Today the Federal Open Markets Committee begins a two day meeting in Washington, concluding with an announcement at 19:00 on 17th September, followed by a press conference chaired by Janet Yellen. The stakes are high and the global financial markets wait with bated breath.
The members have a tough decision to make, should they raise rates for the first time since June 2006?
Larry Summer, the 71st Secretary of the Treasury for President Clinton and Director of the National Economic Council for President Obama has stated in his blog that in the last 20 years the Fed has never tightened without guiding the futures market to at least a 70 percent chance of a tightening. Right now the Fed Funds futures market is assigning only a 28 percent chance of a September tightening.

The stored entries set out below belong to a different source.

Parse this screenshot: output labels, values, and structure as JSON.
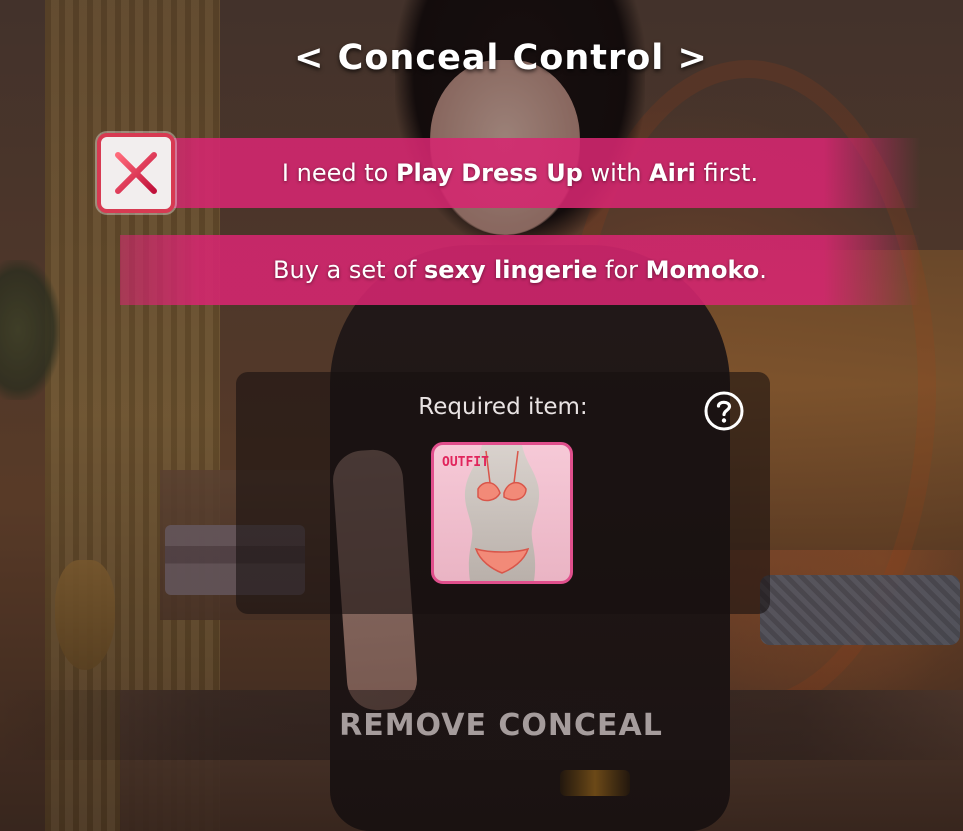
{
  "title": "< Conceal Control >",
  "requirements": [
    {
      "status": "not-met",
      "status_icon": "cross-icon",
      "parts": [
        "I need to ",
        "Play Dress Up",
        " with ",
        "Airi",
        " first."
      ]
    },
    {
      "parts": [
        "Buy a set of ",
        "sexy lingerie",
        " for ",
        "Momoko",
        "."
      ]
    }
  ],
  "required_item": {
    "label": "Required item:",
    "help_icon": "question-mark-icon",
    "item_tag": "OUTFIT",
    "item_icon": "lingerie-outfit-icon"
  },
  "remove_button_label": "REMOVE CONCEAL",
  "colors": {
    "banner": "#d62670",
    "cross_border": "#d73a52",
    "item_border": "#e04f8c",
    "button_text": "#a59c9c"
  }
}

There is a more centrist view, held by John Williams the San Francisco Fed President that low interest rates are sending out the wrong signal. They indicate that a crisis going on, when reality is very different. The labour markets have improved the economy is getting back on track and the correct signal is to raise rates. However the recent turbulence may make the members cautious.

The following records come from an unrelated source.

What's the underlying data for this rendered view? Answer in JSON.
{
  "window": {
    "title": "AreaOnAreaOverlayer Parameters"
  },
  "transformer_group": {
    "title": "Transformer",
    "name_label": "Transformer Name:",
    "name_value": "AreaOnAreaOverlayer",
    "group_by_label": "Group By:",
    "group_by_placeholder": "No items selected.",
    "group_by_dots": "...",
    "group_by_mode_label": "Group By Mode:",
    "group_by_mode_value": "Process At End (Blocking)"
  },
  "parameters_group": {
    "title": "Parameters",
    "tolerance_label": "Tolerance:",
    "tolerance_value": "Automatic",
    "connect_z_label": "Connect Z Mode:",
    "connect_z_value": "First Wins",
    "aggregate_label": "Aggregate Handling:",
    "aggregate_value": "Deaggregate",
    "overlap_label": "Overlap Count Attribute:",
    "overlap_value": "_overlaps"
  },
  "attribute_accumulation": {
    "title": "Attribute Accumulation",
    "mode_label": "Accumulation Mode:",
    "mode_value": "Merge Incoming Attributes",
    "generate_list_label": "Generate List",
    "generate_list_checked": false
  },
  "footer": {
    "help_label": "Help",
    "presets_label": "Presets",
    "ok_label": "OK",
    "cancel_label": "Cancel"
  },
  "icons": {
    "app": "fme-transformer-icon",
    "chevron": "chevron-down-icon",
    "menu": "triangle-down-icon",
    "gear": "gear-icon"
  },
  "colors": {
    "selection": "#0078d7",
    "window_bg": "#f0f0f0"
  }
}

What options are available? Do they raise rates and say they will not do so again until the inflation mandate is meet or do they continue to be data dependent and give further hints as to when lift off will happen.
We believe the press conference will give us a larger clue as to the normalisation process and prefer to be long volatility as the Fed seeks to explain how it’s mandate of maximum employment, stable prices and moderate long term interest rates will be achieved.